For Birmingham residents, Pastor Michael Jordan of New Era Baptist Church is one public figure who is constantly making waves. While the provocative preacher’s sermons might be restricted to his modest congregation each Sunday, he’s found a way to make sure the rest of the city knows his opinion on certain divisive topics.
As the country struggles to rectify racial tension, Jordan recognized the opportunity to not only address the sensitive issue but to gain notoriety in the process. Unfortunately, regardless of what his motive may be, the outspoken pastor seems to have only caused further friction within his own community.
According to CBN News, Jordan conveyed a sensational and provoking two-fold message on his church’s double-sided sign, which read, “Black Folks Need to Stay Out of White Churches” on one side and “White Folks Refused to Be Our Neighbors” on the reverse. From his own admission, the divisive declaration was an attack on the opening of a new mega-church in a “high-crime” area of the city.
“Whites left the inner city. Whites carried their churches with them. They moved to the suburbs. White people have proved they don’t want to move next door to us, or be our neighbors, or worship with us,” Jordan said in an interview.
Jordan has repeatedly called white churches and white conservatives “racist” and discourages his congregation and black people in general from race-mixing. Disturbingly, he claims that God told him to erect the sign in order to call out the implementation of Church of the Highlands, Alabama’s largest church, for planting a worship center in the inner city and hiring a black pastor.

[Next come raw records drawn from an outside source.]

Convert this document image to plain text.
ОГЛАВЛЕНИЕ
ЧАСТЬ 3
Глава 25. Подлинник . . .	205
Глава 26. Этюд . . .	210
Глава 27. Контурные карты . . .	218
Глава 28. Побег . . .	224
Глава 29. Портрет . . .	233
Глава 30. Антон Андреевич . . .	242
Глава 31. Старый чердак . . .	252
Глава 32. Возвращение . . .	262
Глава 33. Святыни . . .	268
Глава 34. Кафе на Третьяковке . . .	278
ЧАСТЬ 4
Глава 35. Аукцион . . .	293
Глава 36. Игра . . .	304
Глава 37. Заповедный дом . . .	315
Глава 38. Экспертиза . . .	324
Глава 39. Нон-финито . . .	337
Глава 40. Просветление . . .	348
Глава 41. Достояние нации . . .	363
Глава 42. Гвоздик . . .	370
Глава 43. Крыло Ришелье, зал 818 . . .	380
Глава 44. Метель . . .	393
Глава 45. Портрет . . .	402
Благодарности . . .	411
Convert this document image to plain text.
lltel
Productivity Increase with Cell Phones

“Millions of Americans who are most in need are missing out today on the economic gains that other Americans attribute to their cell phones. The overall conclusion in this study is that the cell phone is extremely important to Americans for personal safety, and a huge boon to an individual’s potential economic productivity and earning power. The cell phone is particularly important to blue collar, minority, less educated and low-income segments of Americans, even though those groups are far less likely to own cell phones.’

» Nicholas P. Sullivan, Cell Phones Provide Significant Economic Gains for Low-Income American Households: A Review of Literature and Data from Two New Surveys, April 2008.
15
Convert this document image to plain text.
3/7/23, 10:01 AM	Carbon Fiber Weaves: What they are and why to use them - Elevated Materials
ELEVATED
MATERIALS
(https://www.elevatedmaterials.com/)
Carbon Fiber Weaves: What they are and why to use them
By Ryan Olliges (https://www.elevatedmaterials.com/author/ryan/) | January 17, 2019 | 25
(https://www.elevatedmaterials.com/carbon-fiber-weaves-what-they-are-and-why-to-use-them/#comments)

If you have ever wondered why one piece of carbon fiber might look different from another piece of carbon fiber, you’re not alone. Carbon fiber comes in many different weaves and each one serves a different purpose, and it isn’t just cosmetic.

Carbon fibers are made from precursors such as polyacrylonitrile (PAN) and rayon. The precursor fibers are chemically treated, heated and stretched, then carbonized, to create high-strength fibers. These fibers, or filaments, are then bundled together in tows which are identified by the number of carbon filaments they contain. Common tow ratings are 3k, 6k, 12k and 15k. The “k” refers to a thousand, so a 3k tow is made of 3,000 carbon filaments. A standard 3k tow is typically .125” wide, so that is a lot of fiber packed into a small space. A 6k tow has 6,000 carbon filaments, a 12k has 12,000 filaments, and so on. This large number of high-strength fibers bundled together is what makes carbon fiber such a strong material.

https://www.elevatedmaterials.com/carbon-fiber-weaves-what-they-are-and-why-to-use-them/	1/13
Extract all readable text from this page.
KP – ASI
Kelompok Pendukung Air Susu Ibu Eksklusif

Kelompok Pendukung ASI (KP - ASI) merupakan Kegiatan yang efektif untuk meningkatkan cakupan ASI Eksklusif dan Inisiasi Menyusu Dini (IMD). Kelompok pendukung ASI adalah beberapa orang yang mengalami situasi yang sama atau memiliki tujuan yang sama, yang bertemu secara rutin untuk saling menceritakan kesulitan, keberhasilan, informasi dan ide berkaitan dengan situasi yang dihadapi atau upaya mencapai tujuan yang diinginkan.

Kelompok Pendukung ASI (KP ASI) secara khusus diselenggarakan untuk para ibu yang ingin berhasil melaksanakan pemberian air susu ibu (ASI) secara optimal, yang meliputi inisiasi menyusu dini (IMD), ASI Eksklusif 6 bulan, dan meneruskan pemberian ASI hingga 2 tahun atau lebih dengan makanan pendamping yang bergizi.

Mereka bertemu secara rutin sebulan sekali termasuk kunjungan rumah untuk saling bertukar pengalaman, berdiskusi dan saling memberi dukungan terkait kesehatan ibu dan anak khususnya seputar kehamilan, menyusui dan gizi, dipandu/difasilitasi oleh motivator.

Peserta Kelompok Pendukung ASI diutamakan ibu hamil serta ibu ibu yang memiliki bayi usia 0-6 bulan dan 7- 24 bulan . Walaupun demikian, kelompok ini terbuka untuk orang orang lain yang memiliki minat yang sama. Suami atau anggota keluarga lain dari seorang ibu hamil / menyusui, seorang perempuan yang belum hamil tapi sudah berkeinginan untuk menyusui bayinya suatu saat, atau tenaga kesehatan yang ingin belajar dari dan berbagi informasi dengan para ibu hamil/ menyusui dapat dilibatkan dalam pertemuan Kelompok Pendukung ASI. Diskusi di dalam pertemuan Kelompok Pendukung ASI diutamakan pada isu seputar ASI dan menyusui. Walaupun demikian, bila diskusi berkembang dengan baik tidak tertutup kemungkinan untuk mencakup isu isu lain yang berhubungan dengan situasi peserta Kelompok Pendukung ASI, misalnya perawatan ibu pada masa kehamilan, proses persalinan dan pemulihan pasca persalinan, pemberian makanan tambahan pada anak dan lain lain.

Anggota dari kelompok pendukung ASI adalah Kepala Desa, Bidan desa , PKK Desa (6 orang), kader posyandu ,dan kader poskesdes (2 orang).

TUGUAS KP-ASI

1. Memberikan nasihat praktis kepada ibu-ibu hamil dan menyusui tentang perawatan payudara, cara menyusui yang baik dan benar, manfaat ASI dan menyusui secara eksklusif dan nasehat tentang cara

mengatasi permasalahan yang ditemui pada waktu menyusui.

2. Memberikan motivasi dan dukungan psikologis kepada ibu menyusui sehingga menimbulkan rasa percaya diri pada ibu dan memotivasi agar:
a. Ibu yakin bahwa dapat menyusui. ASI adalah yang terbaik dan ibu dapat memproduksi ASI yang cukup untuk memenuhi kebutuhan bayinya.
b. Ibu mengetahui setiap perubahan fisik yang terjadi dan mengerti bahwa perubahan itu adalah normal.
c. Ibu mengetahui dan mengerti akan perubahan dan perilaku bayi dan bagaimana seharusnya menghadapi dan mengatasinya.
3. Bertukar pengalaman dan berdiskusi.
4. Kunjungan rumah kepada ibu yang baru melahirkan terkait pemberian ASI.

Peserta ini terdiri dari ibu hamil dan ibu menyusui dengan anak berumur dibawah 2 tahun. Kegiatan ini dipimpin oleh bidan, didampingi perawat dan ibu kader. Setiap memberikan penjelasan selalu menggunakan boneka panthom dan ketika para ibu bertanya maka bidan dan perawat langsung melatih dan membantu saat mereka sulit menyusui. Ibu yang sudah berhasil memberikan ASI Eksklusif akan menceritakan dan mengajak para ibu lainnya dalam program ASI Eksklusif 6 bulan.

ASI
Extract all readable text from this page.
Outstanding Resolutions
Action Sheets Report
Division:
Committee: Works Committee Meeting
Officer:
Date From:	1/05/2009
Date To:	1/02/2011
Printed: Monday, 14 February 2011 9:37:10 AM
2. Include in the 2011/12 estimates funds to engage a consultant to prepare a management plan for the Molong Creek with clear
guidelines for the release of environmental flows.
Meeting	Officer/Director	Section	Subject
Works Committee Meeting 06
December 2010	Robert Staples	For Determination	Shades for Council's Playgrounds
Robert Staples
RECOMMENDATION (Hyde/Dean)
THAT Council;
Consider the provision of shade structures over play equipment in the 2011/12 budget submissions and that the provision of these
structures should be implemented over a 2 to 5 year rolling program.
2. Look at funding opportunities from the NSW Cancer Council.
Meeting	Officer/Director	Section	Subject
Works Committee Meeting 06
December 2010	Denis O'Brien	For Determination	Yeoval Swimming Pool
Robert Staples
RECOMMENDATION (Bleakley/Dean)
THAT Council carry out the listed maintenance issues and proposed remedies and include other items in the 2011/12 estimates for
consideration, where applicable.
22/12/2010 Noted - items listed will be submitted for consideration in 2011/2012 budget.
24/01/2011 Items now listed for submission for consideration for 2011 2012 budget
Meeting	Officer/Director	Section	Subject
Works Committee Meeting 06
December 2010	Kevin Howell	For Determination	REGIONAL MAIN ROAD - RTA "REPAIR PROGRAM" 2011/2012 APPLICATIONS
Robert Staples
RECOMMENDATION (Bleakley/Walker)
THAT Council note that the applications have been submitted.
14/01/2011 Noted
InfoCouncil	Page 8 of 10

“Now they want to plant their white church in a black neighborhood under the umbrella of supposedly to fight crime. The real reason the church of the Highlands want to put a white church in a black neighborhood is they have too many black folks at their main campus and they want them to leave and come to a church in the inner city,” Jordan said.
Pastor Michael Jordan has doubled down on his message. However, most local residents have expressed disagreement with the sign’s sentiment.
“I’m questioning which god really told you to put that up there,” Church of the Highlands member Joshua Mitchell told Jordan. “This right here harkens back to a time that this country needs to move away from.”
In fact, even Birmingham Mayor Randall Woodfin tweeted out admonition for Jordan’s message, quoting Martin Luther King Jr.’s famous “I Have a Dream” speech to prove the sign’s abhorrent intent.
“There is a spirit of racism and division that is over this city,” Woodfin tweeted. “It must be brought down. We have to change the conversation to what we need it to evolve into. ‘Darkness can not drive out darkness. Only light can do that. Hate can not drive out hate; only love can do that.'”
Oddly enough, obliviously Pastor Michael Jordan went on to quote some Scripture that directly contradicts his own message.
“The Bible says love your neighbor as yourself,” Jordan said. “If you don’t want to live next door to me, and be my neighbor, why do you want to come over and plant a church in my neighborhood?”
Jordan finally admitted that his message wasn’t intended to unify God’s people. However, he stubbornly insists that he is in the right, according to AL.com. Disturbingly, he even confessed to wanting to “stop” the Church of the Highlands from opening.
“Because of white flight and societal change where whites left the city, they did not want to be our neighbors, did not want their kids to go to school with our children,” Jordan said. “They left the churches too. They sold the churches to us. White folks don’t want to be our neighbors. If you don’t want to be our neighbor, why do you feel comfortable putting a white church in the inner city? Their response is we will have a black pastor. He’ll be a token. They’ll still control the sermons, they’ll still control the choir, the white administrative leadership will still run the church.”
By Jordan’s bizarre attempt at logic, white people hate black people so much that they are funding the building and upkeep of massive churches and putting them in charge. Of course, it’s safe to say that if the new church didn’t opt for a black pastor, Jordan would consider that racist as well.
According to Jordan, there is no redemption for the white race. Every effort is inherently racist and, as such, the black population should self-segregate. Tragically, this goes against every biblical principal, including the inter-racial churches founded in the new testament and God’s insistence that there is only one Church and that God is no respecter of man’s physical characteristics.